In short : gamification is the answer to many managerial challenges. But, if we sum up all that’s expected from it, it looks like the best gamification system is management and that we’re once again trying to fix human issues with technology.
After an umpteenth post on the limits of gamification and the need to find the right balance, the right design to make the most of it, one of my twitter followers asked me a very apt question : “what is ‘good’ gamification ?”.
My spontaneous answer was like :
Gamifying is not managing
– it’s the one that helps to make sense of things, that helps to understand that a given activity matters and is worth one’s time
– the one that gives perspective : it makes people discover and try things they wouldn’t have naturally or they did not know, but not to the detriment of more essential things. It’s a matter of balance.

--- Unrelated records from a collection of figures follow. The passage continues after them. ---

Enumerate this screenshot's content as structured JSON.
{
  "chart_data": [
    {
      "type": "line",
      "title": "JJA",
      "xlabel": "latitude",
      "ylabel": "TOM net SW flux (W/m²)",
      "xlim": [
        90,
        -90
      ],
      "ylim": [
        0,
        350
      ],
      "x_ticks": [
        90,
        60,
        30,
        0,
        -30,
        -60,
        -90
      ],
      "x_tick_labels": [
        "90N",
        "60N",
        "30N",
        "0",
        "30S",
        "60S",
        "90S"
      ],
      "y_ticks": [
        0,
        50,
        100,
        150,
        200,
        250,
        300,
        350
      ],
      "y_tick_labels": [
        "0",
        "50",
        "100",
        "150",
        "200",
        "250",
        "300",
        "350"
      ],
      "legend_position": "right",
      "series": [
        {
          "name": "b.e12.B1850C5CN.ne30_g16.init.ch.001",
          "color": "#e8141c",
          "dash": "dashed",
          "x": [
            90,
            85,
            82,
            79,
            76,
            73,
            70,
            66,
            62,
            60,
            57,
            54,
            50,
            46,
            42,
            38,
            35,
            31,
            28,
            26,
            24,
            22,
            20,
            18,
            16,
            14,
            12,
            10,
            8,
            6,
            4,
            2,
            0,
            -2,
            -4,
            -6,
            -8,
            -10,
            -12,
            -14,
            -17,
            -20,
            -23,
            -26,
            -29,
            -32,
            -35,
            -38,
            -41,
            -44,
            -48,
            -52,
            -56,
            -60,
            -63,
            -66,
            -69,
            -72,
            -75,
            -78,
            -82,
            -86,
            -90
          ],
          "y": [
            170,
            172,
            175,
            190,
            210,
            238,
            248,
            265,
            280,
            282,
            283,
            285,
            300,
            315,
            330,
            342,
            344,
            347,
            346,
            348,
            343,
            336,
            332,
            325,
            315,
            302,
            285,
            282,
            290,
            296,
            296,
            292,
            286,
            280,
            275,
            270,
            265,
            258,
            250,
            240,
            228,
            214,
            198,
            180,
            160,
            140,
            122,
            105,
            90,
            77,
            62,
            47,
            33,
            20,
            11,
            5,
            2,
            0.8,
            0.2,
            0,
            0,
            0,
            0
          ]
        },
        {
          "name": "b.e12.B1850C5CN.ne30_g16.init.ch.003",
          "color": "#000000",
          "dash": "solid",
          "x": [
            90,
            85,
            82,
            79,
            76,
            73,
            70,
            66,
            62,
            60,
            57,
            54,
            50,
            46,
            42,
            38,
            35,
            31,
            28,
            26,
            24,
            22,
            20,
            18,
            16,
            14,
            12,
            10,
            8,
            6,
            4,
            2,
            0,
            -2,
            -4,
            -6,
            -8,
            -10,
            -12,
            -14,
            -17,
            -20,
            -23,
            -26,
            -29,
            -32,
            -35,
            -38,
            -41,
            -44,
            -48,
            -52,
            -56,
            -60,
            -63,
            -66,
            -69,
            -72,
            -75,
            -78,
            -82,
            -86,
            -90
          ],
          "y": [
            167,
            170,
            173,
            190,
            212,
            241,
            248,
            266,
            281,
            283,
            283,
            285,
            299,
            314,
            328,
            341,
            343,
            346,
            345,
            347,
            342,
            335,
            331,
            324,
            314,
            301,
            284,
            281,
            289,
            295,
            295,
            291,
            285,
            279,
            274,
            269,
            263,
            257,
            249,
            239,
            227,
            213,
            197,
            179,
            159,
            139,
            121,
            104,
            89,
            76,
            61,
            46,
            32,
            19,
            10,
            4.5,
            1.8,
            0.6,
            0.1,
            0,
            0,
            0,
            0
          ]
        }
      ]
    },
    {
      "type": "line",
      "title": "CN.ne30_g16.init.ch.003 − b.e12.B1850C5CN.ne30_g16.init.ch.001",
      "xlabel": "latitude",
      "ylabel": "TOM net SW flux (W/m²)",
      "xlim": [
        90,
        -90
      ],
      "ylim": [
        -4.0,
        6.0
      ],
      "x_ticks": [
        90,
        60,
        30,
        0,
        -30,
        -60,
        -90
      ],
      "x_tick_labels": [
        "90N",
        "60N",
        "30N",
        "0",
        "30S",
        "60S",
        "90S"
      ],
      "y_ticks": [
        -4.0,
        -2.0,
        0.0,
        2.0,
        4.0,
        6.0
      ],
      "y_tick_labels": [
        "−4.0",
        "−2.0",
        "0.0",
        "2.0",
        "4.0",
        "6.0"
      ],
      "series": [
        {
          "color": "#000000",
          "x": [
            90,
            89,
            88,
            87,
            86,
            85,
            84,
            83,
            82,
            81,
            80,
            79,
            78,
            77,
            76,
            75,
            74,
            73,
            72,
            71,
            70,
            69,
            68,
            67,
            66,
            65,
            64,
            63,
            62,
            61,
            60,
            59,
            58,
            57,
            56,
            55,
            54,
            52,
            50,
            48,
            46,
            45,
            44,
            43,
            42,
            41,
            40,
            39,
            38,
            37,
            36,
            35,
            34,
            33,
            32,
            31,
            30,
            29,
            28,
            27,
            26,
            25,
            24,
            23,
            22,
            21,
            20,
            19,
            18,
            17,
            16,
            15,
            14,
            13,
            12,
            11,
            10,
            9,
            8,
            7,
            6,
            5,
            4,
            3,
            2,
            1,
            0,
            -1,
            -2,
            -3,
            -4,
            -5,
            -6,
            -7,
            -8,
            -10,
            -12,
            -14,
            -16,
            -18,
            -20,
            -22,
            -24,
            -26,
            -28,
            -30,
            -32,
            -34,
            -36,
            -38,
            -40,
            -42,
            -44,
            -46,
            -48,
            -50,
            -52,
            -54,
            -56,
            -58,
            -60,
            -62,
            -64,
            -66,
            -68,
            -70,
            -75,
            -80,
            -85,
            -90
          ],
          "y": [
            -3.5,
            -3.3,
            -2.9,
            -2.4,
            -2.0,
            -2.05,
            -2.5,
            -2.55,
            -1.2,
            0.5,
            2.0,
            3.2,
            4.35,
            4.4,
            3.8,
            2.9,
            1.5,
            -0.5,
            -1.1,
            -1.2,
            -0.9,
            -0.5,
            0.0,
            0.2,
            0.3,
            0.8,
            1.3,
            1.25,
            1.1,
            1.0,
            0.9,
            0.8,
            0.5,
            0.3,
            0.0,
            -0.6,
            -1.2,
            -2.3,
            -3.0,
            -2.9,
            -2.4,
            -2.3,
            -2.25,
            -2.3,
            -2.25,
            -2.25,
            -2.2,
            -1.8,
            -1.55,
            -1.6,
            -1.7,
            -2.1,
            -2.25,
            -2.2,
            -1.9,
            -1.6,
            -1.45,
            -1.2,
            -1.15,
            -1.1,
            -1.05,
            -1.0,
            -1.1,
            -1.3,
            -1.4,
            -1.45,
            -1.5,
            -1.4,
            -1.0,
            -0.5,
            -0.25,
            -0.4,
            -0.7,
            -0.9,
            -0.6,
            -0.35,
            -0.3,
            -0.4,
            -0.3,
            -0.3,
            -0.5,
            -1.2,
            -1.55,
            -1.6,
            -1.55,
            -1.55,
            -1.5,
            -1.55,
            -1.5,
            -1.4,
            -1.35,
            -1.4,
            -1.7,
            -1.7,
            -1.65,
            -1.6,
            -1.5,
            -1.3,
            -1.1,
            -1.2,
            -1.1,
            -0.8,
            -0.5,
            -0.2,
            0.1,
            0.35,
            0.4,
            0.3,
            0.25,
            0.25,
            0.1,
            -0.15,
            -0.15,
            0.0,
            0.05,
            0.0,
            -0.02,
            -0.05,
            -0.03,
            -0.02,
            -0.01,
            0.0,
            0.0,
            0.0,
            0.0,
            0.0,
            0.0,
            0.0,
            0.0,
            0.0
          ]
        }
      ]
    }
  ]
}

– the one that gives recognition in and through work : how is it possible that doing one’s work is not self-satisfying ? Why should we add a badge ?
– the one that values people on their engagement and results.
– the one that brings pleasure at work, that makes people happy to do something.
My manager is a badge
Hey. Wait a minute. Don’t you think that all the points above are the manager’s call ? Sensemaking, perspective, recognition, valuation, happiness at work ?
Does that mean that be best gamification system is a good management ?
That once again we’re trying to use technology to solve human issues.
That a good gamification needs to work with good management, not instead of it.